Russia acquires many characteristics of a dictatorship after the serious deterioration that the country has suffered in the last year and that has led it to experience the largest drop internationally in the 2022 Democracy Index published by the British magazine The Economist.
"Russia recorded the biggest drop in score of any country in the world in 2022. Its invasion of Ukraine was accompanied by a complete crackdown and censorship within the country. Russia has been on a trajectory away from democracy for a long time and is now taking on many of the characteristics of a dictatorship."explained the analysts of the medium in their annual report.
That deterioration plummeted from 124th place in the 2021 index to 146th this year out of 167 total.
The Democracy Index demoted Russia in 2011 from a "hybrid regime" still "authoritarian regime".
The Belarusian regime of President Alexandr Lukashenko, Russia’s main ally and political and logistical supporter of Russia’s war in Ukraine, fell seven places to 153rd.
The Economist stresses that a logical consequence of the war waged by Vladimir Putin’s Kremlin for a year is "a sharp increase in state repression against all forms of dissent and further personalization of power, pushing Russia towards outright dictatorship".
Stresses that the greater concentration of power in the hands of President Putin "has further undermined the legitimacy of the constitutional mechanisms for the transfer of power, which began with the constitutional reforms undertaken by the regime in 2020"which also allow the president to run twice more for the Presidency and remain in power until 2036.
According to the report, the biggest setback in Russia occurs in the categories of political participation and civil liberties.
The magazine indicates that the regime drastically restricted civil liberties after the invasion of Ukraine, "further suppressing dissenting voices and eradicating the last remnants of any opposition or critical media".

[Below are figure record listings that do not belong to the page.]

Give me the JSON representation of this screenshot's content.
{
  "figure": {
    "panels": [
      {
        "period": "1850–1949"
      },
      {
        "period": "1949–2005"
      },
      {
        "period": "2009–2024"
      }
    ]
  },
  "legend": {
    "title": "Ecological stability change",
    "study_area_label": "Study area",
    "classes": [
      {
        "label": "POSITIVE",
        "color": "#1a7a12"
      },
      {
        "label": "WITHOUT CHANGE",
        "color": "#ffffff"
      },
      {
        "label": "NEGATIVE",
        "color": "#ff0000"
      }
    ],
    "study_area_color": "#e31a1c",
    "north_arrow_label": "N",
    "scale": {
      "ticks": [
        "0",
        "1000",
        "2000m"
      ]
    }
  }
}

"Anyone who participates in any form of protest, however small, risks not only a beating but also a long prison sentence."underline.
The Economist also refers to the restrictions imposed in Russia on the use of the Internet and the expansion of lists of "foreign agents" that include NGOs, media and personalities and that have forced many dissidents to leave the country.
It further asserts that Russia, by extending government control over the economy and private property, introducing more repressive measures, mobilizing broader sections of society to fight back in Ukraine, and expanding state coercion beyond the usual suspects, "the Kremlin has effectively broken the unwritten social contract of recent decades".
In spite of everything, the analysts defended that "it would be wrong to suggest that Russians are immune to democracy".
"Russians have been brought up in the harsh school of obedience to the state and political passivity under various authoritarian regimes. But at times they have shown that they, too, share basic human aspirations for freedom and control over their destiny."notes The Economist.
"Such aspirations cannot be extinguished even under the harshest of dictatorships. It is up to the Russians to find their own path to democracy, in opposition to an increasingly dictatorial regime that is waging war abroad and inflicting repression at home."he concludes.